For practical purposes, the spectrum of evidence quality going down from HIGH to MODERATE to LOW tells us that there is increasing uncertainty about the size of the treatment effect (i.e., there could be more or less benefit). LOW doesn’t usually mean that the treatment is unlikely to work or that we should not work with this evidence.

VERY LOW QUALITY evidence might well mean there is genuine uncertainty about whether a treatment works. Where this is the case, we give further information to help clarify.

How is evidence quality appraised on GP Evidence?


We use the GRADE system of evidence quality rating1,2, which is used by NICE and Cochrane among others.

Where NICE or Cochrane have performed a GRADE rating, this is reported here on this website. Where a GRADE rating has not been done, we perform our own assessment according to the GRADE structure.

GRADE provides a structured way to assess evidence quality. Though it is designed to be objective and reproducible, there is a degree of subjectivity involved in making judgements.

How does it work?

In a nutshell:

Randomised Controlled Trials and Meta-analyses are regarded as HIGH quality evidence, but can be downgraded for a variety of reasons.

Observational Research is initially rated as LOW quality, but can be upgraded for a variety of reasons.
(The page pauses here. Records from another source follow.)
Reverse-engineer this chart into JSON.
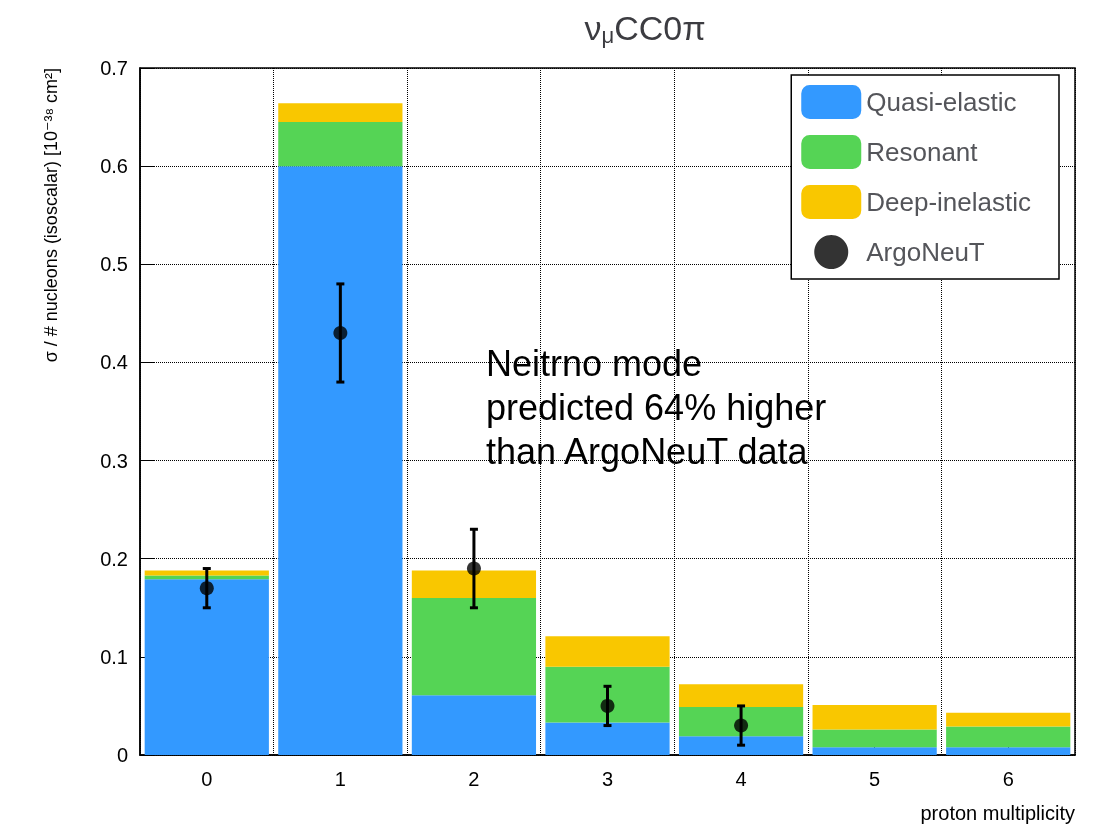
{
  "chart_data": {
    "type": "bar",
    "title": "ν$_{μ}$CC0π",
    "xlabel": "proton multiplicity",
    "ylabel": "σ / # nucleons (isoscalar) [10⁻³⁸ cm²]",
    "categories": [
      "0",
      "1",
      "2",
      "3",
      "4",
      "5",
      "6"
    ],
    "stacked": true,
    "series": [
      {
        "name": "Quasi-elastic",
        "color": "#3399ff",
        "values": [
          0.179,
          0.6,
          0.061,
          0.033,
          0.019,
          0.008,
          0.008
        ]
      },
      {
        "name": "Resonant",
        "color": "#55d455",
        "values": [
          0.004,
          0.045,
          0.099,
          0.057,
          0.03,
          0.018,
          0.021
        ]
      },
      {
        "name": "Deep-inelastic",
        "color": "#f9c700",
        "values": [
          0.005,
          0.019,
          0.028,
          0.031,
          0.023,
          0.025,
          0.014
        ]
      },
      {
        "name": "ArgoNeuT",
        "type": "scatter",
        "color": "#000000",
        "x": [
          "0",
          "1",
          "2",
          "3",
          "4"
        ],
        "values": [
          0.17,
          0.43,
          0.19,
          0.05,
          0.03
        ],
        "errors": [
          0.02,
          0.05,
          0.04,
          0.02,
          0.02
        ]
      }
    ],
    "ylim": [
      0,
      0.7
    ],
    "yticks": [
      0,
      0.1,
      0.2,
      0.3,
      0.4,
      0.5,
      0.6,
      0.7
    ],
    "grid": true,
    "legend": "top right",
    "marker": "circle",
    "annotations": [
      "Neitrno mode",
      "predicted 64% higher",
      "than ArgoNeuT data"
    ]
  }
}
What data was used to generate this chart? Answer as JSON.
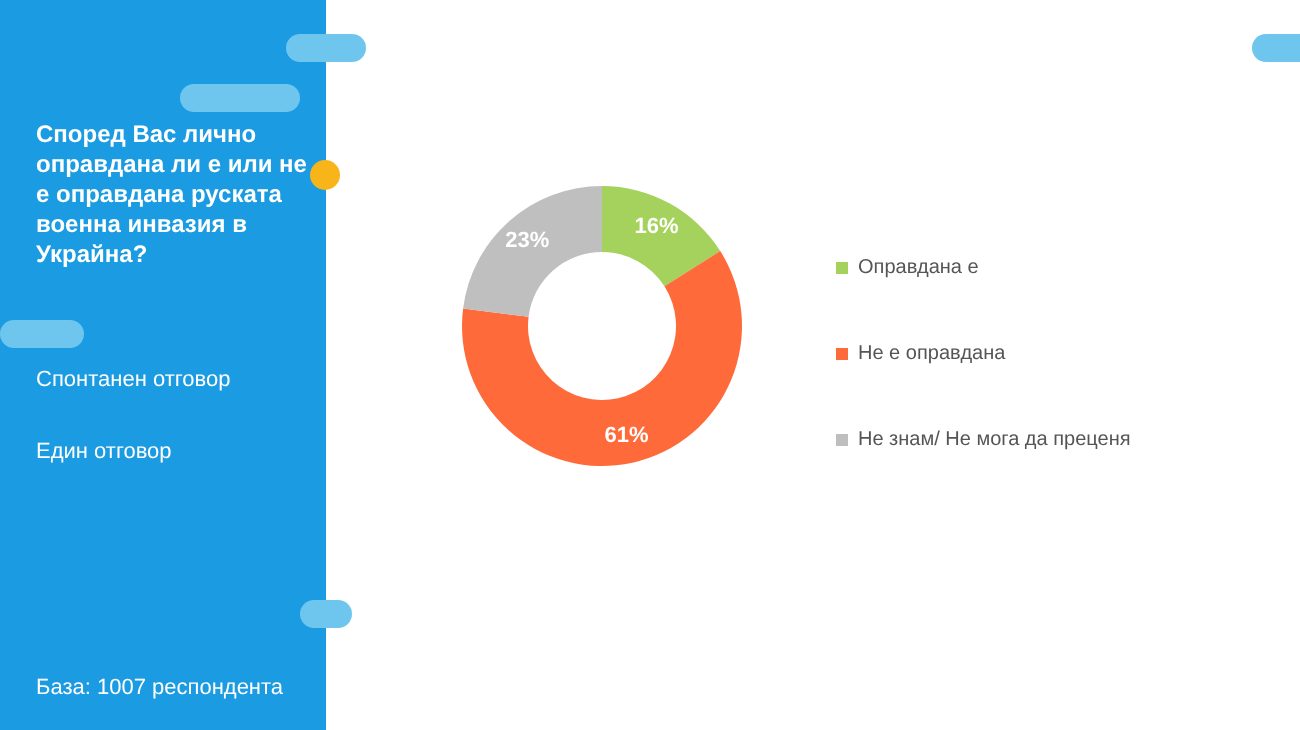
{
  "chart_data": {
    "type": "donut",
    "title": "Според Вас лично оправдана ли е или не е оправдана руската военна инвазия в Украйна?",
    "annotations": [
      "Спонтанен отговор",
      "Един отговор",
      "База:  1007 респондента"
    ],
    "categories": [
      "Оправдана е",
      "Не е оправдана",
      "Не знам/ Не мога да преценя"
    ],
    "values": [
      16,
      61,
      23
    ],
    "value_labels": [
      "16%",
      "61%",
      "23%"
    ],
    "colors": [
      "#a5d25d",
      "#ff6a3b",
      "#bfbfbf"
    ],
    "legend": "right"
  }
}
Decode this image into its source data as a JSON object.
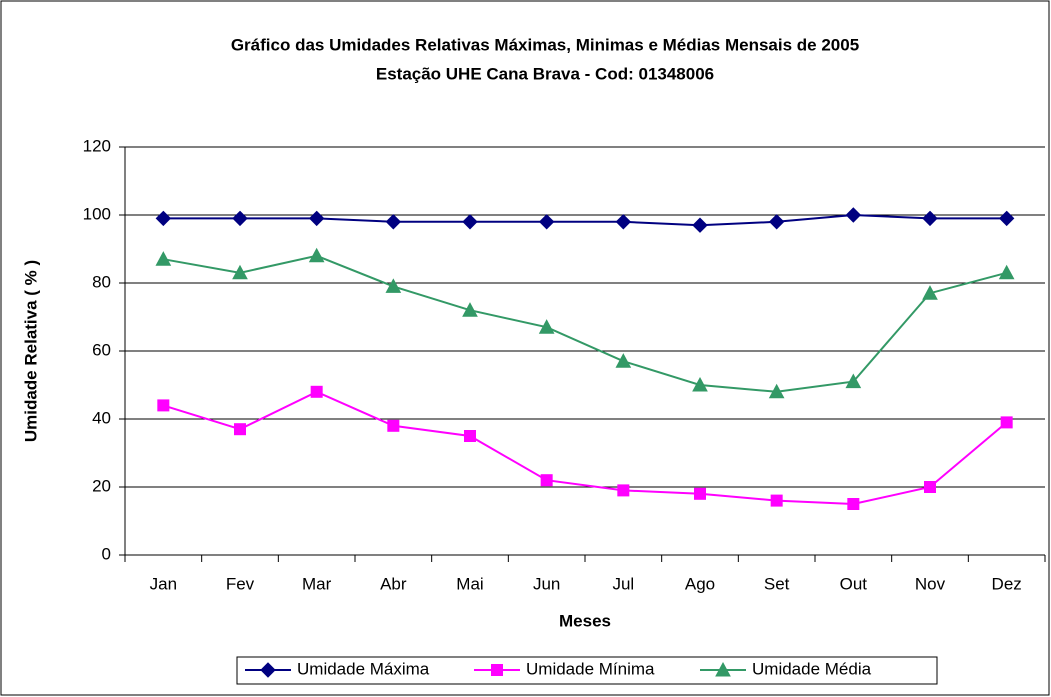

Factors which can lead to a downgrading of evidence quality are:

  • Risk of bias in study design
    • inadequate randomisation, allocation concealment or blinding of treatments
    • poorly matched comparison groups
    • inadequate blinding or uncertain assessment of outcome measurement
    • high levels of loss to follow-up
    • bias in outcome detection or reporting
    • other sources of bias, e.g., publication bias
  • Inconsistency of evidence (heterogeneity)
    • where different trials within one systematic review give varying estimates of treatment effect
  • Poor applicability of evidence (indirectness)
    • where the evidence in the trials is derived from a population significantly different from the people to whom it will be applied
  • Imprecision
    • wide confidence intervals around the estimate of effect

Factors which can lead up an upgrading of observational research are:

  • A large treatment effect
  • A dose-response effect
    • where greater benefit is observed with greater doses
  • Where plausible biases (i.e., those which are expected), would overall tend to reduce the estimate of treatment effect, but one is still seen despite them.


References and links

1)GRADE working group website. Contains explanations, tutorials, links to literature.

2)Goldet G and Howick J. Understanding GRADE: an introduction. Journal of Evidence-Based Medicine 2013; 6: 50-54.